Violations of sphericity?

FAQ: When do we have to worry about a violation of sphericity?

Whenever you run a repeated measures design with more than 2 repeated measures (e.g. measuring a group of participants on the criterion three times each, at Time 1, Time 2, and Time 3), you need to worry about sphericity on all of your within-subjects effects.

So why don’t we need to worry about sphericity if we only have 2 repeated measures (e.g. measuring a group of participants on the criterion at just Time 1 and Time 2)? Remember what this assumption actually refers to: the population variances of the sets of difference scores should be equal. So for three time points, you’ll have three sets of difference scores: T1-T2, T1-T3, and T2-T3. When you only have two time points, there’s only one set of difference scores: T1-T2. It’s impossible to have a violation. The test we run to check this assumption is Mauchly’s W, which is actually technically a test of compound symmetry rather than sphericity (it works out well, though, since whenever we have compound symmetry, we can trust that sphericity is also okay). Mauchly’s compares the covariance matrix for the repeated measures to a smoothed out version of it, where all of the covariances are replaced by the average covariance, and all of the variances (down the diagonal) are replaced by the average variance. So basically, Mauchly’s tests whether all of the variances are equal, and whether all of the covariances are equal.
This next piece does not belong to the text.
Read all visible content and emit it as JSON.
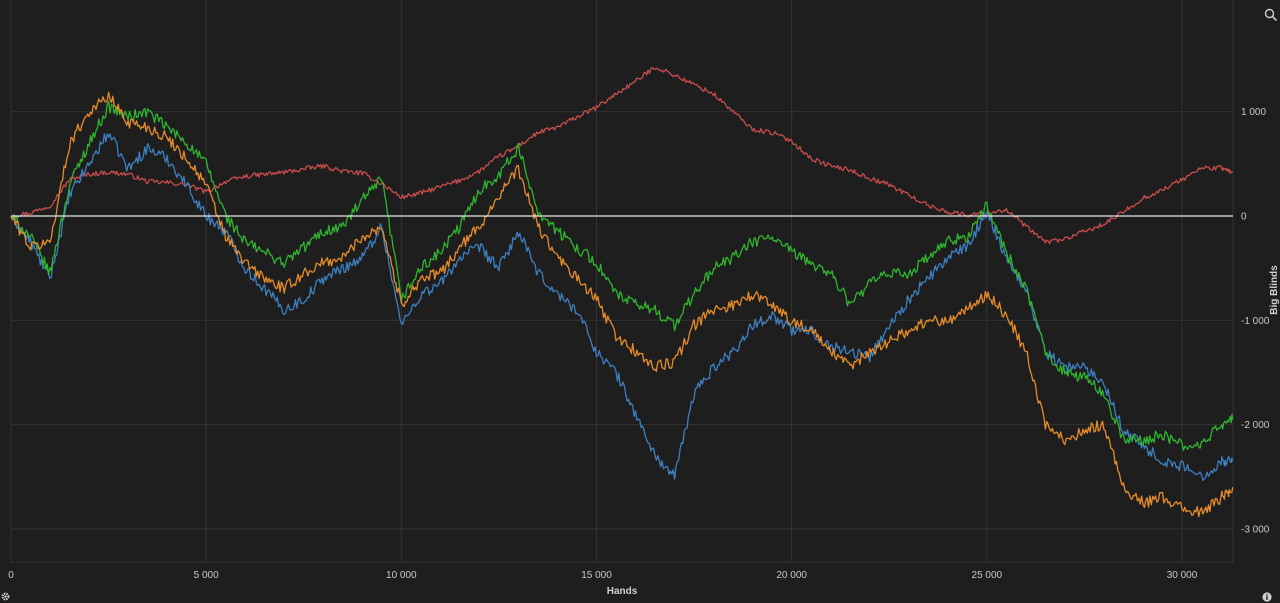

Again, if there are only two repeated measures, it’s impossible to have a violation since there is only one covariance.

Note that this logic applies to contrasts as well as to F tests on main effects. When you run contrasts on the levels of your repeated measure, you’re only comparing two groups at a time (it’s possible that one or both of those groups is made up of observations pooled from other groups, but when you’re testing them it’s been simplified to just two groups). Since there are only two groups, it’s impossible to have a violation of sphericity or compound symmetry, so SPSS doesn’t provide corrections for tests with 1 df (i.e. tests with only two groups), such as contrasts.